Let’s first address those privileged credentials you can’t delete. You can protect and manage them inside the Centrify Privileged Access Service vault. In a perfect world, nobody should ever touch them. For emergencies, though, strictly control who can check them out and audit that activity. Further, enforce just-in-time access via workflow-based request and approval; time-box that access to prevent reuse; and, after use, rotate the passwords automatically, making them complicated and difficult to crack.

field

Enrolling Developer Apps and Services in the Vault

Vaults, in general, are not revolving doors allowing anyone or anything to access secrets, credentials, or tokens. Just like a user, your apps must also authenticate to the vault.

Traditionally, this has been a substantial manual undertaking. For each application, register an API account and password with the vault, configure roles and policies to constrain what they can access, create OAuth client code, and embed that client and a secret in each application. Multiply that by the number of apps and services. With a new service account per application, your attack surface just exploded.

Then there’s the issue of how to store and protect that service account and password. In code? In a config file?

Alternatively, the Centrify Client establishes a trust relationship between the machine and the Centrify Platform, creates an OAuth Client in the vault, obtains a service account and an OAuth secret (a DMC), and configures the OAuth Client with API scopes for the applications that run on the system. It does this automatically via a single enrollment command.

Consuming Vault Services

Your application can now ask the Centrify Client to log into the vault on its behalf (using DMC) and obtain a scoped bearer token granting access to specific vault API endpoints. The application can then make an HTTP request to the vault, with the bearer token in the Authorization header. Alternatively, it can issue commands to the Centrify CLI to do the same. The machine’s credential is never exposed to your application.

Either way, the developer doesn’t need to know how OAuth works – Centrify handles that complexity. No hard-coded secrets, passwords, or API keys in code or config files.
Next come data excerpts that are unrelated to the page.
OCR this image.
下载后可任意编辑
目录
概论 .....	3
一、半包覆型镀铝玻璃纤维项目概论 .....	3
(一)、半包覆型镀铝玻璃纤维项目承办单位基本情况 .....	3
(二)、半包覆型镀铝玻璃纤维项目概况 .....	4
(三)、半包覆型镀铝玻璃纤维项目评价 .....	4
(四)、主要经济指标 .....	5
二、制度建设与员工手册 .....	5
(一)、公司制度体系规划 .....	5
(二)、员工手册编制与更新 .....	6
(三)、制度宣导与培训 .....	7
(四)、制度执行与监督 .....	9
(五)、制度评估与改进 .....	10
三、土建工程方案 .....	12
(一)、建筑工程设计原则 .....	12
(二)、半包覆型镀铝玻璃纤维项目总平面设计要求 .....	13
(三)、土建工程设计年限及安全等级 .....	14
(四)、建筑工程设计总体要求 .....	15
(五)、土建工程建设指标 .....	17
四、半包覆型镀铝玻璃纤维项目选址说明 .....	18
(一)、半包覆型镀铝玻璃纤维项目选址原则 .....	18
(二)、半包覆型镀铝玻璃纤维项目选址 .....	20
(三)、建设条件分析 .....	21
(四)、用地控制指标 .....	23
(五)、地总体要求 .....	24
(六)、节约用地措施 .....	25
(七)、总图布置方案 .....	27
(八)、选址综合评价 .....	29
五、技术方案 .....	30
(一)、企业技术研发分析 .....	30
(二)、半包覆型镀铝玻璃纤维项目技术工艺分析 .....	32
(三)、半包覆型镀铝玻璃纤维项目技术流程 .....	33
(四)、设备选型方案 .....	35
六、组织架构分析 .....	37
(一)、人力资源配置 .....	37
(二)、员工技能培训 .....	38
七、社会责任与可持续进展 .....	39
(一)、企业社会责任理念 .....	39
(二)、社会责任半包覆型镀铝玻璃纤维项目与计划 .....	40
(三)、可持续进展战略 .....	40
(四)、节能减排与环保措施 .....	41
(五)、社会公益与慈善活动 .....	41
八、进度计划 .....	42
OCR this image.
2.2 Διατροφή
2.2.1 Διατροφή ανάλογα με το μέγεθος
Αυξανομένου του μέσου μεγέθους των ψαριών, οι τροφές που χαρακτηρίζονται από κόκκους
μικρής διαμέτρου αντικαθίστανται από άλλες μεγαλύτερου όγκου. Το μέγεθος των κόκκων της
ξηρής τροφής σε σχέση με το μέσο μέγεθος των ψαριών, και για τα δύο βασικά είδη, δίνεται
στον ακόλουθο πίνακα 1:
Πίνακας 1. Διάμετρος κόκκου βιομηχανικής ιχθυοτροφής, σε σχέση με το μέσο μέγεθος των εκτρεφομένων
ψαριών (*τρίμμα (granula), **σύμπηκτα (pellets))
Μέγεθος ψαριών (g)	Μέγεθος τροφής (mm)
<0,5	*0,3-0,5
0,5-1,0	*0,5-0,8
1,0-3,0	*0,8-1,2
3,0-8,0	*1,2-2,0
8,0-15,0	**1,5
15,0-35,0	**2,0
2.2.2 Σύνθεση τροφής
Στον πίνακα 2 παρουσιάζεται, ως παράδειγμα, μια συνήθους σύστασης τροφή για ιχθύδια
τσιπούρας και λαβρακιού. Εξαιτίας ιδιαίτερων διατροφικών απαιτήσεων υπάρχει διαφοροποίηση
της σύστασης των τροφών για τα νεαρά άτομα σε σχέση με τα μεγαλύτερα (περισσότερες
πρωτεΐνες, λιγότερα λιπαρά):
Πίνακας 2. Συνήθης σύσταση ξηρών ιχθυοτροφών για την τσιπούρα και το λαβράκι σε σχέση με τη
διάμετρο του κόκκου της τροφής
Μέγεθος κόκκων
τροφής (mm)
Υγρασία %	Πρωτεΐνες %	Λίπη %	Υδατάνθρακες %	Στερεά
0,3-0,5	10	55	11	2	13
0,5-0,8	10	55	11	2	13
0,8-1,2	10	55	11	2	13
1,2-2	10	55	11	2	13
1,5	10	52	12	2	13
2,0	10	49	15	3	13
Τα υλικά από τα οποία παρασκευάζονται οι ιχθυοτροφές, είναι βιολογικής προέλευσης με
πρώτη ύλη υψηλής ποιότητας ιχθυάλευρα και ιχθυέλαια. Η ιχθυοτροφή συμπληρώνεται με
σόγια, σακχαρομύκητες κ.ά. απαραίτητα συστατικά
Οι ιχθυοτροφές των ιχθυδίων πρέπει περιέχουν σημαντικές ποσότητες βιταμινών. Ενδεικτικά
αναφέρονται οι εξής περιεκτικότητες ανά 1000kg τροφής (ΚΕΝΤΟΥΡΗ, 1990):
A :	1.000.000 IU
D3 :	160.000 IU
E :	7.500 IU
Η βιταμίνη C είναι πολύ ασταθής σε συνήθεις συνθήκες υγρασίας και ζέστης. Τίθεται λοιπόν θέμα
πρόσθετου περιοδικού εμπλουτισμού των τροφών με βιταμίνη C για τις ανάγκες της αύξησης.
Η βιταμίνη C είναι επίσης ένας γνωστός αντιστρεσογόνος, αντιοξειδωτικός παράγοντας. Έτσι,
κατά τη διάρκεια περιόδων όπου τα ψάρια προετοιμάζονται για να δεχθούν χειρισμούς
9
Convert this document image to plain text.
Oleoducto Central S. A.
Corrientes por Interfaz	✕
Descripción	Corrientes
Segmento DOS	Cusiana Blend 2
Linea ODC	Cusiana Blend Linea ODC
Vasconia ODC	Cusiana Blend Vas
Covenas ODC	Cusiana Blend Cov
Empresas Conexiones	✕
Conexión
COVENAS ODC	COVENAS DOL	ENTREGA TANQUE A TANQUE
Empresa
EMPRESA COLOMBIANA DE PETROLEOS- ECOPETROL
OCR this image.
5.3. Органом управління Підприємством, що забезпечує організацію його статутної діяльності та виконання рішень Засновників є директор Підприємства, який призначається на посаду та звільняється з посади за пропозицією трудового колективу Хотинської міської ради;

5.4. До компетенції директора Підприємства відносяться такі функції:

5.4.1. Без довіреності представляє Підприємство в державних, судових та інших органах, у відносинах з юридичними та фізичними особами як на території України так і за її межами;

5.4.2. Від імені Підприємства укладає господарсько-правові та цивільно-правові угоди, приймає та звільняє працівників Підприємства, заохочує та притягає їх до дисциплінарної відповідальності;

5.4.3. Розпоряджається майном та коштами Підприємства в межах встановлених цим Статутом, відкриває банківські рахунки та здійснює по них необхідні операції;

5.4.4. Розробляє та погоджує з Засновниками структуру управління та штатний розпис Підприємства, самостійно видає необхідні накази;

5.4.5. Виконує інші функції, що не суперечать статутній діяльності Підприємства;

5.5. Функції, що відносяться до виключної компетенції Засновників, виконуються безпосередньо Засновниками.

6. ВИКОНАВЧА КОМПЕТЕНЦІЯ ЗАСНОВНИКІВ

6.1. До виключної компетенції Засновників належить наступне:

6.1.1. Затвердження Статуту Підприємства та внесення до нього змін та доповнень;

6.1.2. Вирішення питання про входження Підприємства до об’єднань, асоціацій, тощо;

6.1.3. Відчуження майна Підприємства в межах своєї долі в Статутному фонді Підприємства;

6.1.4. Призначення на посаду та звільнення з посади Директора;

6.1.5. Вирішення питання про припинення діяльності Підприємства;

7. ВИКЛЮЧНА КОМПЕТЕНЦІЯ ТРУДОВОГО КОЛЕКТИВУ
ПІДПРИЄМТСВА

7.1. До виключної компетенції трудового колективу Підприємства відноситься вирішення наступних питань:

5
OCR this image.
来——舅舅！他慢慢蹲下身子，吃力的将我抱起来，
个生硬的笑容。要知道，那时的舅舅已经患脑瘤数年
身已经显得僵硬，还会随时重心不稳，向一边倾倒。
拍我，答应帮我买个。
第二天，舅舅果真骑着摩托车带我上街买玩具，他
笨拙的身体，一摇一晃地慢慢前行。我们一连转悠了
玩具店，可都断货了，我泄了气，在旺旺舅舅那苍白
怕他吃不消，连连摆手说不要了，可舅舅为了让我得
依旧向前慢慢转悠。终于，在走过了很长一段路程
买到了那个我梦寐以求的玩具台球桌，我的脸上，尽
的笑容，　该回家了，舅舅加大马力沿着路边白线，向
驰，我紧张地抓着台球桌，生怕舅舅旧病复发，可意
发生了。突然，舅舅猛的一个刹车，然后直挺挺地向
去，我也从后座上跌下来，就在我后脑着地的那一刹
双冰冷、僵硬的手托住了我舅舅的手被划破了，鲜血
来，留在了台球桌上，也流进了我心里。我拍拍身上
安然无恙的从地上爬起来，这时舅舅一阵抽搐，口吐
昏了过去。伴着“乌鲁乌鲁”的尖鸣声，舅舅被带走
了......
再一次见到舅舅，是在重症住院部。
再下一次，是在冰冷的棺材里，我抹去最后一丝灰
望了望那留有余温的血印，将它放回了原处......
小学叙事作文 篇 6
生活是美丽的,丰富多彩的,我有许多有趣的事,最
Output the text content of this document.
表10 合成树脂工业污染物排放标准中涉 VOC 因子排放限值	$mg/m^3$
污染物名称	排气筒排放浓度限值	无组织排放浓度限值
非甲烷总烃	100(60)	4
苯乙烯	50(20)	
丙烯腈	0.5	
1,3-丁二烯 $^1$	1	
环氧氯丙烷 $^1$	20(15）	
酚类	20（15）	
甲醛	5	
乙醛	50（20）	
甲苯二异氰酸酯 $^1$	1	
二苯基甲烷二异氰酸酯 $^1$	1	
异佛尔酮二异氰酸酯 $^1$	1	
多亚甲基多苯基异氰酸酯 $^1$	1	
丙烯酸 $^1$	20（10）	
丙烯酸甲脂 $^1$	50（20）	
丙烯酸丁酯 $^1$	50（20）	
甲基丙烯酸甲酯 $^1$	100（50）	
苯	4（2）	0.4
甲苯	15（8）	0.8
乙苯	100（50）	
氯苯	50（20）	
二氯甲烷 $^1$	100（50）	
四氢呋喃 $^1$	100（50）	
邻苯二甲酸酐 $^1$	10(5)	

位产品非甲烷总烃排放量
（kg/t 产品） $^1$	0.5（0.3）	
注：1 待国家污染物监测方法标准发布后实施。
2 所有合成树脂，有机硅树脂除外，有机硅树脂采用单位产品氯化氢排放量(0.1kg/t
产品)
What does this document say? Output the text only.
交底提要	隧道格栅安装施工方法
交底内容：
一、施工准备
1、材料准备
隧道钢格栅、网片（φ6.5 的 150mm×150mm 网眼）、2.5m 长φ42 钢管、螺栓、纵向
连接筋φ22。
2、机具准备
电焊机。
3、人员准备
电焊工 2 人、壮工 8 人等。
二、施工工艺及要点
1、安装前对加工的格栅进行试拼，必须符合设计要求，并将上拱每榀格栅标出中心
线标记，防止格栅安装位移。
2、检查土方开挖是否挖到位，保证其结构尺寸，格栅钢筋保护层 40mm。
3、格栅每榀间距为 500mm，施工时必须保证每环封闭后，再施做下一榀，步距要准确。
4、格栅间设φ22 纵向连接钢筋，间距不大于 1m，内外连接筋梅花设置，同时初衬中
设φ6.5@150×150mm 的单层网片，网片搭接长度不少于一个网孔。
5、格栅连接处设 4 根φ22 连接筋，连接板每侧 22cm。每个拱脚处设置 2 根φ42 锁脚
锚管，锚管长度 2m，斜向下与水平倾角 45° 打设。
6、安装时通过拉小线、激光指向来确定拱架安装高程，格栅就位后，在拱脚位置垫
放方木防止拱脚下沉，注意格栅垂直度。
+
Having a single service account per-machine instead of per-application dramatically reduces your attack surface.

To play nicely within your CI/CD pipeline, all of this can be automated – installing the Centrify Client, enrolling the machine, installing the Centrify CLI, configuring application OAuth scopes, creating the OAuth Client, etc.

DMC, coupled with ephemeral tokens, is a game-changer that avoids finger-pointing and risk exposure.